I was browsing the web today on my iPad looking for the lyrics to a song I heard yesterday on the Jonathan Schwartz show on WNYC.
It's a show tune, that started off not-too-interesting but by the end the lyrics had me choked up. It was a beautiful story, and I not only wanted to hear it again, but I wanted to share it with others.
I eventually found a rendition of it on YouTube, but during my exploration I came across a Flash thingie (what are they called) that promised to have some info about the song, but of course since Apple doesn't like Flash, my iPad can't "see into" it.
Amazon has the soundtrack.
Deliberately throwing out content that might have useful information in it, that's not too wise, imho. Better to keep as much as we can, and stop worrying too much about whether we like the format or not.
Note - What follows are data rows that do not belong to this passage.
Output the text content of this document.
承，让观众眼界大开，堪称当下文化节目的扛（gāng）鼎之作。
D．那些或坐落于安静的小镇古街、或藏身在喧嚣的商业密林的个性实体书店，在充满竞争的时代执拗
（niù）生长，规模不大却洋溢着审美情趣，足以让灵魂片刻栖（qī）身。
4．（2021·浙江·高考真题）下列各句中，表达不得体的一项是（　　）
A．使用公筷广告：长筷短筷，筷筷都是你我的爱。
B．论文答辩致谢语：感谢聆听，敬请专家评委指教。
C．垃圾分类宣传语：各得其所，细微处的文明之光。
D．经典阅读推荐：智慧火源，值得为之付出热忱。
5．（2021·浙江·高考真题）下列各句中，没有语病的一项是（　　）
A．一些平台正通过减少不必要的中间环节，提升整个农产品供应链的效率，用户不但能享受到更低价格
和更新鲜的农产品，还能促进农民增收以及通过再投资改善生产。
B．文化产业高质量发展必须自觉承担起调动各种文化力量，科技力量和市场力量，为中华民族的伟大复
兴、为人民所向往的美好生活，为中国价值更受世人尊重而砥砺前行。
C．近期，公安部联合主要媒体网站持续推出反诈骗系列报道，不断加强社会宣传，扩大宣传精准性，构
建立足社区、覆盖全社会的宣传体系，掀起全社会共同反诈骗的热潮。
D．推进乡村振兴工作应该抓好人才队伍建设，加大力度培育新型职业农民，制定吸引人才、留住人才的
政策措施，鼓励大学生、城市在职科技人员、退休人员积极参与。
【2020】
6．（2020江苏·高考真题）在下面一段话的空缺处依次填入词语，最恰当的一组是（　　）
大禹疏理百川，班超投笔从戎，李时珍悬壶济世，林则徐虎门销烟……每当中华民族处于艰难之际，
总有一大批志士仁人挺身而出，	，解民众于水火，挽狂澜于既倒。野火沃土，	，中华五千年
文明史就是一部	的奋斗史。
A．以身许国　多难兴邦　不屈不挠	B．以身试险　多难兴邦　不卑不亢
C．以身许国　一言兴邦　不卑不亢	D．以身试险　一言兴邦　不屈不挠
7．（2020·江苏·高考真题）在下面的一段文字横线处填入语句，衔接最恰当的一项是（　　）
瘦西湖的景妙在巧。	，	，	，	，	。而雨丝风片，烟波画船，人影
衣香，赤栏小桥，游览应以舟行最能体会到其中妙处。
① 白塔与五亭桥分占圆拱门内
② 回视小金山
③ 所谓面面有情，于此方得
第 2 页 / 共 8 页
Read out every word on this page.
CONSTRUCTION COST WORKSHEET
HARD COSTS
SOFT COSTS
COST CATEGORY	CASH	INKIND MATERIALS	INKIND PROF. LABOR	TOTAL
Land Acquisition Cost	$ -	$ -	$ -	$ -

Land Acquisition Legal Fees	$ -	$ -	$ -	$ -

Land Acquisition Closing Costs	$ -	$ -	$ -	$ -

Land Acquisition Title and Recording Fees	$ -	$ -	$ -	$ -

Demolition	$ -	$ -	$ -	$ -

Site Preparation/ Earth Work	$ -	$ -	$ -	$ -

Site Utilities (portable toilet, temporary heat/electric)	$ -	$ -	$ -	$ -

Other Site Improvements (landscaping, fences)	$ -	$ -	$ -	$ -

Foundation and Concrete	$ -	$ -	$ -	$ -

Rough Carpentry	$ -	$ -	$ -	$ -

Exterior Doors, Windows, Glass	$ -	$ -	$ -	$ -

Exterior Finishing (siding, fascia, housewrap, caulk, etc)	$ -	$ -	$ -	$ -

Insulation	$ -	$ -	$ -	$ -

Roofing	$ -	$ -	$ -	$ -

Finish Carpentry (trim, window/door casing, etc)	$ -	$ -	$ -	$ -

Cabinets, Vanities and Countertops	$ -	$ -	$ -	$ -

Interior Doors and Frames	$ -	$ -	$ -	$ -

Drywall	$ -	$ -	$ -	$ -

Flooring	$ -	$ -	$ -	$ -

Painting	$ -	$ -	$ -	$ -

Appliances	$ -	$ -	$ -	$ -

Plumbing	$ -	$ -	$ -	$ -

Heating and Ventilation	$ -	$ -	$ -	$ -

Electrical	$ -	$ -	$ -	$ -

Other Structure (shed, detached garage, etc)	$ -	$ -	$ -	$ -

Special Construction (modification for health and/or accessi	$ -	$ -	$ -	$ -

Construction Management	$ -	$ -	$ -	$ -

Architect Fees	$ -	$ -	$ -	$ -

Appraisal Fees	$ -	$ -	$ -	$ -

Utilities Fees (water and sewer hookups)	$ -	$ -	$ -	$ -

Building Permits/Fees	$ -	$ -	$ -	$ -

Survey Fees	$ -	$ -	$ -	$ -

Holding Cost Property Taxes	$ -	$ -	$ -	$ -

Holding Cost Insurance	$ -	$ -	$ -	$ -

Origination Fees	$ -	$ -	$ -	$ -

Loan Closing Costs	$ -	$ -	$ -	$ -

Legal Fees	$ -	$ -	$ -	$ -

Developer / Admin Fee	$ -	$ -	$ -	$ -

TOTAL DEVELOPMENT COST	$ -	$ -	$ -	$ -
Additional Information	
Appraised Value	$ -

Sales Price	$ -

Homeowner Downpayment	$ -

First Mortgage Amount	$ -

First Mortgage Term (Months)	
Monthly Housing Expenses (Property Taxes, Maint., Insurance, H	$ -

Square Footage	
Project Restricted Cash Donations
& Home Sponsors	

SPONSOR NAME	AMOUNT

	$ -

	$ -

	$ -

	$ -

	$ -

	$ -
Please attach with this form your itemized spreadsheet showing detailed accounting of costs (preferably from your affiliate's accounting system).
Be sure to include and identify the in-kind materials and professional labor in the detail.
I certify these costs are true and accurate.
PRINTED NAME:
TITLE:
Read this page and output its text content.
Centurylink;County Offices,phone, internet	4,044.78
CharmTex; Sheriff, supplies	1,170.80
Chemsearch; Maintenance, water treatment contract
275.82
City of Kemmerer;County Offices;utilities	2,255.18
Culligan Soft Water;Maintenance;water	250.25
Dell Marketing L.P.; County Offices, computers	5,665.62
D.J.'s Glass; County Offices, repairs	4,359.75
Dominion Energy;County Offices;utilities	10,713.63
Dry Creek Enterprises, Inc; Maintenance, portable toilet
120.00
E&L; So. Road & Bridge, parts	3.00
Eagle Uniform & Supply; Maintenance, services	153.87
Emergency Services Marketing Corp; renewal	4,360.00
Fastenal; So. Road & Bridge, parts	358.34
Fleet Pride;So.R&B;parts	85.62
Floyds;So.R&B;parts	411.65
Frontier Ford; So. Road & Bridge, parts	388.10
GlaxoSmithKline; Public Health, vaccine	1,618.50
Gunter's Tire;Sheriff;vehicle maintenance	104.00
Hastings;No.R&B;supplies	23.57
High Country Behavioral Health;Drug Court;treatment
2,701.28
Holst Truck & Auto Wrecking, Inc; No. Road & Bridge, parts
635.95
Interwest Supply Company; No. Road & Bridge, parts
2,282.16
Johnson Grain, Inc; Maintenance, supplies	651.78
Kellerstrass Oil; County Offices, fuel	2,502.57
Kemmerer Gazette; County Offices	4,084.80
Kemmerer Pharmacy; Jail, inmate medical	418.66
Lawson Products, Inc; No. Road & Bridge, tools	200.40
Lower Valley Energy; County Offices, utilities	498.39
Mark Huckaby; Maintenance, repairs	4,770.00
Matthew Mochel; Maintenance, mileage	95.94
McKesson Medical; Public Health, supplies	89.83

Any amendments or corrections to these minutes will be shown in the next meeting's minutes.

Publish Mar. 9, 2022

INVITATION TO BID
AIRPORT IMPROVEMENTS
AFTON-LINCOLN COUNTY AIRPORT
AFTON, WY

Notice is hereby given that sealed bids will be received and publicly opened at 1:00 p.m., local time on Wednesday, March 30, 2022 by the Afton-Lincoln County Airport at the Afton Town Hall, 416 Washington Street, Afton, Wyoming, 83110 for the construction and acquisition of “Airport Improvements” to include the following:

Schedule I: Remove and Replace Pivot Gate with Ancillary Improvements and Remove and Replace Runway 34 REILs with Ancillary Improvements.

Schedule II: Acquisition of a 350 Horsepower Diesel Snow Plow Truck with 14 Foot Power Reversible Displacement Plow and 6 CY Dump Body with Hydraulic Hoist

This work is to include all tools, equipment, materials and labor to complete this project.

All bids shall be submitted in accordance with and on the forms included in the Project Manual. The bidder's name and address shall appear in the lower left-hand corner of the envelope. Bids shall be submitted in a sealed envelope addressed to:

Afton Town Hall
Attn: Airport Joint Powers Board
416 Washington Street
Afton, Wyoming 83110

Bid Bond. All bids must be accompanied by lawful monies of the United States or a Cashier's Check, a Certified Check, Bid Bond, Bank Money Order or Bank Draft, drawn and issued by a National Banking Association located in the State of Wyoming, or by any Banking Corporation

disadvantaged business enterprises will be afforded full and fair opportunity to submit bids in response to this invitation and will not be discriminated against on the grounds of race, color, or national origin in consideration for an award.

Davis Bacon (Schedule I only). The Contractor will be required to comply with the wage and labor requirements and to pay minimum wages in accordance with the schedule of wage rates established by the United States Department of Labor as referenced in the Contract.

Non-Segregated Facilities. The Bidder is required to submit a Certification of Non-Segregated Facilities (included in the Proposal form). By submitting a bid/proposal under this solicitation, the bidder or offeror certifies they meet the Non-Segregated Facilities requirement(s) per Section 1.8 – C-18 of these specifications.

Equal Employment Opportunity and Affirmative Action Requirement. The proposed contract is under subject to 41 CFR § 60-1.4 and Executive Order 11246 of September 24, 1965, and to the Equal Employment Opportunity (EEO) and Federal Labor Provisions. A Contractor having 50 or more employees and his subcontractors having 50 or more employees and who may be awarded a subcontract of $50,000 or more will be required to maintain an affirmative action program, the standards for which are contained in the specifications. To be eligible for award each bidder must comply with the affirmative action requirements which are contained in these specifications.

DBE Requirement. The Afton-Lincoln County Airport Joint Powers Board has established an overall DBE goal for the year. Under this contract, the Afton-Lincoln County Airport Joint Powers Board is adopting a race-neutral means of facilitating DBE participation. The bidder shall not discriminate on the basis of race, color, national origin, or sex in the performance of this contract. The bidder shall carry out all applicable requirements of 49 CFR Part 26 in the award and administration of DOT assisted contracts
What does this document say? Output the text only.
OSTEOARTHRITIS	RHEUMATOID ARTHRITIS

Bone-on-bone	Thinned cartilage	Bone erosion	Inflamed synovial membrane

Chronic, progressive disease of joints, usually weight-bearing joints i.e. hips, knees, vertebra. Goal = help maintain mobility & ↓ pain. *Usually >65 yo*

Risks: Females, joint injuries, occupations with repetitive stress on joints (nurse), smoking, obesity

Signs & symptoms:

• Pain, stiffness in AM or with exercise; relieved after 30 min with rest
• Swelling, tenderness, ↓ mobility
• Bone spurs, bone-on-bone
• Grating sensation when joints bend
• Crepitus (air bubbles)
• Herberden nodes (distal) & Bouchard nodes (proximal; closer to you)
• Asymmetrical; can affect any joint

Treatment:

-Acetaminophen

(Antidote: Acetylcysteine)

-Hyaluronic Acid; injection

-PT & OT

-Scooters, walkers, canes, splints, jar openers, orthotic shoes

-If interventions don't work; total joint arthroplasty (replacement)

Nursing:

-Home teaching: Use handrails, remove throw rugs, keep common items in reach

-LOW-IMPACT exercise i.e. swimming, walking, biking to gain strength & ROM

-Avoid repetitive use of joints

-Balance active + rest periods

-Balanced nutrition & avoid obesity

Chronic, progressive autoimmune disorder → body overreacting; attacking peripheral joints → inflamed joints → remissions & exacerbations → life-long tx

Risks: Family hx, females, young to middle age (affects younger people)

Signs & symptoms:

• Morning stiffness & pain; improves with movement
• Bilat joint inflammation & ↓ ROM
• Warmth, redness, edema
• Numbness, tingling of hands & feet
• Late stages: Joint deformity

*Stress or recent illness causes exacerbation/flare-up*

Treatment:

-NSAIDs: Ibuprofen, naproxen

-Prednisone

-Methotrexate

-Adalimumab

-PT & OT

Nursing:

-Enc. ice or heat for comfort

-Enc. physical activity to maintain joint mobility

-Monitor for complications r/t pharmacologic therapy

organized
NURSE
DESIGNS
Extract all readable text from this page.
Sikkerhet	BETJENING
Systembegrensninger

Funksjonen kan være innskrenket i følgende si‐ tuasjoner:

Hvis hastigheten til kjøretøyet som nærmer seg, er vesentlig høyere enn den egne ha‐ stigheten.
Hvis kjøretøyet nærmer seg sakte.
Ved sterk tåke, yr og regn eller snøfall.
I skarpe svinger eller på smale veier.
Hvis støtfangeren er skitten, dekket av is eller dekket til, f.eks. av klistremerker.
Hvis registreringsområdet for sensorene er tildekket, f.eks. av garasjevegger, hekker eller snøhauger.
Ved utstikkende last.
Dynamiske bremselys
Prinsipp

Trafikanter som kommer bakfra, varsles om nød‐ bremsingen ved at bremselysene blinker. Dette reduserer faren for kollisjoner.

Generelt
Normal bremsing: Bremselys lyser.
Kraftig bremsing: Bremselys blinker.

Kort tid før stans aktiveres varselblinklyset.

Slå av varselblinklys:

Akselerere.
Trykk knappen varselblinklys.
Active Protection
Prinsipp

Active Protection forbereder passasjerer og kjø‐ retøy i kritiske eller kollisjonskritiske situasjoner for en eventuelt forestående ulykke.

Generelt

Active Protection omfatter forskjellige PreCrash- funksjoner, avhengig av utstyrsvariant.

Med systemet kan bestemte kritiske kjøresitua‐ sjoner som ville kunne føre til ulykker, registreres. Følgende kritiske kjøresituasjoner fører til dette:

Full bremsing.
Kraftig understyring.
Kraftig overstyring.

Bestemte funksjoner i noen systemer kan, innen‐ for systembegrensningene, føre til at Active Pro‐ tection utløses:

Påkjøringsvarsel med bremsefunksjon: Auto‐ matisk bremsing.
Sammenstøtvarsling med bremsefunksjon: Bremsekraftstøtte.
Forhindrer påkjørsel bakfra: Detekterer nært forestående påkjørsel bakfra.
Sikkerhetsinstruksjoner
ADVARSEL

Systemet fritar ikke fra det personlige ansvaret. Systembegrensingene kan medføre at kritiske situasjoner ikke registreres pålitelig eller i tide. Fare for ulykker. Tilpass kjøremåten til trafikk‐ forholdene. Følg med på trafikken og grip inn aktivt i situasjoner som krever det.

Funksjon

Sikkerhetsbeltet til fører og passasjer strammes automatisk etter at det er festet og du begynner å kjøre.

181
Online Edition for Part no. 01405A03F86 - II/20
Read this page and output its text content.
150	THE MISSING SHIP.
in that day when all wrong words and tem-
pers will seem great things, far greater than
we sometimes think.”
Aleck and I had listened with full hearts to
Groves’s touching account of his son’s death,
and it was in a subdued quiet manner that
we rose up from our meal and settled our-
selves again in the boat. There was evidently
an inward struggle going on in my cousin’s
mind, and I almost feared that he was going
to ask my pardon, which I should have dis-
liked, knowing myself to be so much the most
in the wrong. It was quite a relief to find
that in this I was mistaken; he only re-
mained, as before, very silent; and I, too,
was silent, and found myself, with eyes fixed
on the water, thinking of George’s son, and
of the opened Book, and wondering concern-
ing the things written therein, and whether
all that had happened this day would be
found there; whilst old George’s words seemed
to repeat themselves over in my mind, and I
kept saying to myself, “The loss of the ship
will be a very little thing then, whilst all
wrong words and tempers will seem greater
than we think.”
And what Apple is doing violates Postel's Law which says you should be liberal in what you accept. Another reason Postel was wise. It helps keep the web from breaking.
A reminder that now that Apple's market cap is bigger than Microsoft's we have to think about what it does differently. If Microsoft had decided to outlaw a popular format, no matter how much we may not like it, we'd look at that as an anti-competitive move. Why should we look at it any differently if it's Apple?
Update: You can view what Apple has done as linkrot, but on a massive scale, and it was deliberate. Linkrot is usually accidental, but this was deliberate. If Microsoft had done this, the very same people who are defending Apple so fiercely would be (virtually) marching on Redmond with torches threatening to burn it to the ground.